I was never short on ideas for entertainment. My favorite was for us to surround the wind-up our victrola, put on one of my mother’s operatic duos, and with my improvised explanations for what went on, usually holding the group: a lady singing just before throwing herself over a parapet, or a pair of lovers who planned to die together rather than face being thrown to the lions – the hotly dramatic (and totally made up), melodramatic ad-libs holding attention to the end.

Cut to high school age, where I had advanced from my porch presentations to an occasional solo magic show as “Swami Rivers” (in bushy fake black beard, white turban and borrowed long, black cloak) doing slight of hand tricks accompanied with a patter of tongue-in-cheek mysticism; it managed to hold attention with a touch of humor mixed in to conceal my amateurish prestidigitation.

That was an effective, growing period in my onstage life, which followed me (with some additional developments for more mature audiences) to my academic years at the University of Wisconsin. It didn’t take long to find about and accept a part-time job in Bob Gard’s group of drama students who, as part of his dream to invade all areas of the state, to introduce various aspects of theatrical entertainments as a valuable part of growing up in the largely rural population.

I might be called upon, for example, by a group in Oconomowoc to develop a local drama club, or to Oshkosh to give a lecture on theatrical use of make-up, or even, one time, to judge a trio of home grown stage plays. At the same time, my love for all things on the “magic boards” only grew to more advanced work backstage on the university’s professional productions. Among them was work with the famed all male musicals – starring (mostly) straight athletes with a yearn for dancing and singing as female impersonators.

Don’t snicker; it was one of a handful of universities that drew SRO (standing room only) audiences to professionally created entertainment – and it resulted with an occasional student who wound up on the Hollywood screen or on Broadway – Frederick March among them.

My job for the productions? No kidding, doing make-up and finding costumes to transform a dozen serious, muscular members of the chorus into beautiful actresses for their singing and dancing roles.

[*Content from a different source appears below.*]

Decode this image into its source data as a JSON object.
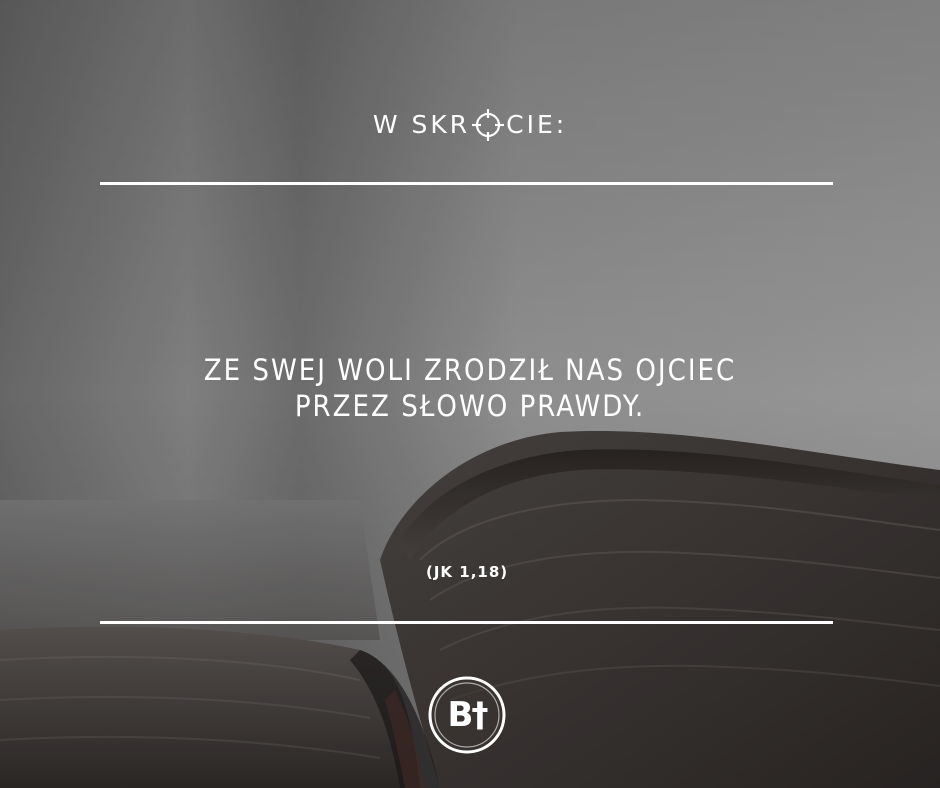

It was not easy, but it was fun.

More serious was my work on a slowly progressing Master’s thesis on the history and use of make-up on the theatrical stage – a chance to learn about that vital, dramatic aspect of stage necessity. (See more in the chapter on my life and times at the university in my memoir “Long Exposure.”)

And, inevitably, an ensuing trail of lucky incidents took me from the university to Summer Stock in Massachusetts, to an immersion in life-learning incidents during the happiest three years of my life in and around Broadway.